As I crested the hill and looked down over the grasslands of valley below, a wave of sadness overcame me. As if they were still there, in my mind I could see the Nez Perce Indians milling about in the lush open field at the tip of Wallowa Lake. Kids running and playing, horses and cattle grazing, women curing fish or mashing camas root. This was the summer home of the Nez Perce and the starting point of the Nez Perce Trail. Not a trail the tribe followed to hunt and fish on their magnificent appaloosa horses, but a trail of forced evacuation from an area that had been their home since time immemorial.
The area where I spent a month as a campground host was home to the Wallowa Band of the Nez Perce (Nimiipuu) until 1877 when the US government soldiers forced them to leave. Despite having a treaty that clearly delineated the land as theirs, despite the fact that they had lived here forever, despite that fact that the white man was the invader, the native people of Wallowa Valley were forced from their homeland. They began an 1170 mile forced march, where they were attacked 18 times and lost many of their people, most of their cattle and their way of life.
The tribe first were hoping to stay with their allies in the Crow Nation in Montana, but were turned away. They then tried to escape to Canada to seek asylum but ended up surrendering just 40 miles from the Canadian border, defeated from so many battles and a harsh flight across four states and rugged mountain passages. It is here that Joseph delivered his famous remarks :
I am tired of fighting. Our chiefs are killed; Looking Glass is dead, Too-hul-hul-sote is dead. The old men are all dead. It is the young men who say yes or no. He who led on the young men is dead. It is cold, and we have no blankets; the little children are freezing to death. My people, some of them, have run away to the hills, and have no blankets, no food. No one knows where they are—perhaps freezing to death. I want to have time to look for my children, to see how many I can find. Maybe I shall find them among the dead. Hear me, my chiefs! I am tired; my heart is sick and sad. From where the sun now stands, I will fight no more forever.
Of course many of his people died anyway, when they were shipped in unheated railcars to Prisoner of War camps in Kansas for eight months and then sent to reservation in Oklahoma where many of them got sick and died.

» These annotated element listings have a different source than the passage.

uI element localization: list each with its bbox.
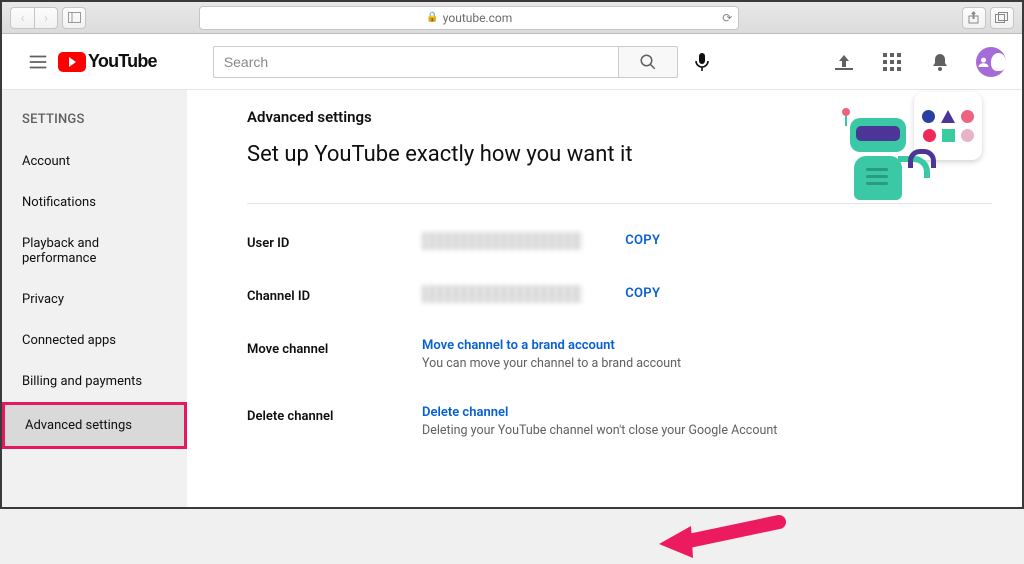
- sub-move-channel: You can move your channel to a brand acc…: [422, 356, 992, 371]
- search-form: [213, 44, 720, 80]
- avatar[interactable]: [976, 47, 1006, 77]
- search-button[interactable]: [618, 46, 678, 78]
- upload-button[interactable]: [832, 50, 856, 74]
- lock-icon: 🔒: [426, 12, 438, 23]
- label-channel-id: Channel ID: [247, 285, 422, 304]
- sidebar-item-privacy[interactable]: Privacy: [2, 279, 187, 320]
- label-delete-channel: Delete channel: [247, 405, 422, 424]
- link-delete-channel[interactable]: Delete channel: [422, 405, 992, 420]
- robot-illustration: [832, 92, 982, 242]
- back-button[interactable]: ‹: [10, 7, 34, 29]
- link-move-channel[interactable]: Move channel to a brand account: [422, 338, 992, 353]
- settings-sidebar: SETTINGS Account Notifications Playback …: [2, 90, 187, 507]
- sidebar-item-notifications[interactable]: Notifications: [2, 182, 187, 223]
- copy-channel-id-button[interactable]: COPY: [625, 286, 660, 301]
- tabs-button[interactable]: [990, 7, 1014, 29]
- reload-icon[interactable]: ⟳: [722, 11, 732, 25]
- share-button[interactable]: [962, 7, 986, 29]
- sidebar-item-billing[interactable]: Billing and payments: [2, 361, 187, 402]
- voice-search-button[interactable]: [684, 44, 720, 80]
- row-channel-id: Channel ID COPY: [247, 285, 992, 304]
- sidebar-item-account[interactable]: Account: [2, 141, 187, 182]
- forward-button[interactable]: ›: [34, 7, 58, 29]
- search-input[interactable]: [213, 46, 618, 78]
- value-channel-id: [422, 285, 582, 303]
- url-text: youtube.com: [443, 11, 513, 25]
- sidebar-item-playback[interactable]: Playback and performance: [2, 223, 187, 279]
- row-delete-channel: Delete channel Delete channel Deleting y…: [247, 405, 992, 438]
- menu-button[interactable]: [18, 42, 58, 82]
- main-panel: Advanced settings Set up YouTube exactly…: [187, 90, 1022, 507]
- row-move-channel: Move channel Move channel to a brand acc…: [247, 338, 992, 371]
- youtube-wordmark: YouTube: [88, 51, 157, 72]
- youtube-play-icon: [58, 52, 86, 72]
- browser-toolbar: ‹ › 🔒 youtube.com ⟳: [2, 2, 1022, 34]
- sub-delete-channel: Deleting your YouTube channel won't clos…: [422, 423, 992, 438]
- youtube-logo[interactable]: YouTube: [58, 51, 157, 72]
- youtube-header: YouTube: [2, 34, 1022, 90]
- address-bar[interactable]: 🔒 youtube.com ⟳: [199, 6, 739, 30]
- label-move-channel: Move channel: [247, 338, 422, 357]
- sidebar-item-advanced-settings[interactable]: Advanced settings: [2, 402, 187, 449]
- apps-button[interactable]: [880, 50, 904, 74]
- copy-user-id-button[interactable]: COPY: [625, 233, 660, 248]
- notifications-button[interactable]: [928, 50, 952, 74]
- value-user-id: [422, 232, 582, 250]
- annotation-arrow: [659, 514, 789, 564]
- sidebar-toggle[interactable]: [62, 7, 86, 29]
- sidebar-heading: SETTINGS: [2, 102, 187, 141]
- sidebar-item-connected-apps[interactable]: Connected apps: [2, 320, 187, 361]
- label-user-id: User ID: [247, 232, 422, 251]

Eventually they were relocated to Colville reservation where Joseph continued to lobby for the rights of Native Americans and that America’s promise of freedom and equality would be extended to include all people. Alas, we know how this story turns out. Joseph never did return to his beloved Wallowa Valley, never returned to his father’s grave, never hunted or fished or paddled a canoe in the beautiful area where I spent a month this summer.

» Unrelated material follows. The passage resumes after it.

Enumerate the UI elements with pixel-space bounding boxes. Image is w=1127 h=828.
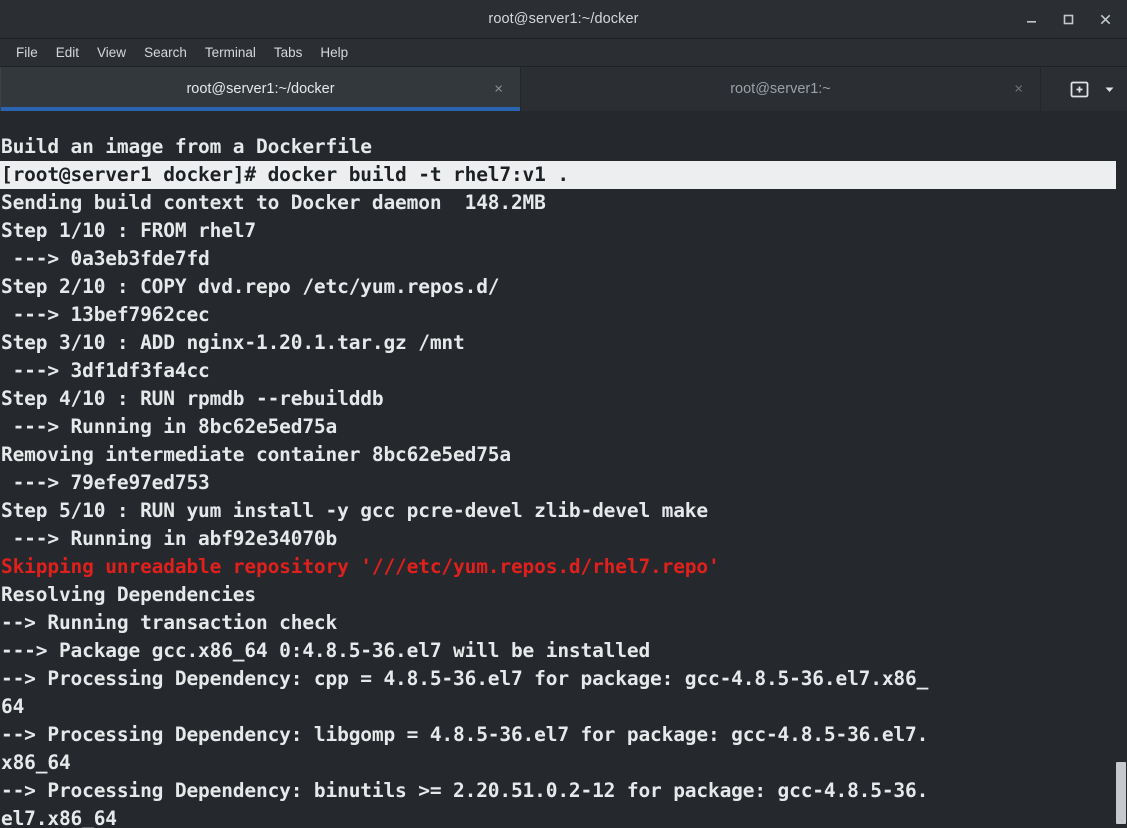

When he died, his doctor said the cause of death was a broken heart.
The town of Joseph is named after him. In some ways it feels cruel to me that this place hold his name, yet he was never able to return. And the people who we took this land from have not been able to come back to their motherland.
But of course, everywhere we live in this country is stolen Indian land. Portland and Boston and Washington, DC. The Wallowa mountains and the Adirondack mountains. The Columbia River and the Mississippi River. Everywhere I am visiting on my journey once was home to native people, most who have been forcibly removed from their homelands.
I think about this as drive away from Wallowa County, wondering what, if anything, I can do about the wrongs my country did to the native people. The only thing I can come up with is to do no more harm and to continue to educate myself about the native peoples of the lands I will be traveling through.